Мнутся на пороге, не хотят заходить. Джек держит в руках экспонометр, о котором недавно спрашивал по телефону.
— Слышь, братан, что это за зеленый огонек на циферблате?
— Для низкой освещенности, — говорю я и поворачиваю рычажок в верхней части прибора, который открывает окошечко и впускает больше света.
Они довольны и прощаются: идут на съемки.
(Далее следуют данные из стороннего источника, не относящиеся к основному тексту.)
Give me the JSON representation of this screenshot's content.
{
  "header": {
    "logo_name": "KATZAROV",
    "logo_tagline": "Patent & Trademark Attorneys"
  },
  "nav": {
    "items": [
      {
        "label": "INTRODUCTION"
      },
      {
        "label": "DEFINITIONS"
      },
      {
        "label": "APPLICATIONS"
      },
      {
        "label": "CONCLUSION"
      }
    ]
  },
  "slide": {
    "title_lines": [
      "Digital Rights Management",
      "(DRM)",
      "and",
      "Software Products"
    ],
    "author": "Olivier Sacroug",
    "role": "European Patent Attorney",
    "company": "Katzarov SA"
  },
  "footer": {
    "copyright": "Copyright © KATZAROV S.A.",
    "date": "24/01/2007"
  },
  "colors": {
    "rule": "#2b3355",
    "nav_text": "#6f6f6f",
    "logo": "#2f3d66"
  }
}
Точно, фильм, я чуть не забыл.
— А о чем фильм-то? — спрашиваю я.
— О мышцах… — говорит Джек.
Мэтт показывает бицепс.
— О мышцах… — хором повторяют они.
— А когда я его увижу?
Джек пожимает плечами:
— Когда-нибудь.
Немного поразмышляв, я отправляюсь в бар «Двадцать первая авеню», где собираются все свободные киношники Саскватча. Старый бар «Двадцать первая авеню» — иногда его называют «Синема» — всего в квартале от большого офисного здания, облюбованного режиссерами и операторами.
И у меня там когда-то был офис, секретарь и кое-какое видеооборудование.
В этом нетипичном баре можно сидеть день напролет, говорить о своих существующих и несуществующих проектах и пить пиво.
Мечты моих коллег такие розовые и идеалистичные, что меня передергивает.
Харрис в самой гуще толпы. Он рассказывает о мультфильме «МЕЛ», над которым работает уже года три, но никому не показал ни кадра. Прямо «Ковбой Немо» какой-то.
Он поворачивается ко мне со словами:
— Спанки? Я тут думал… — Харрис много думает.
Он странный тип. Я тоже. Наши сотовые лежат посреди стола.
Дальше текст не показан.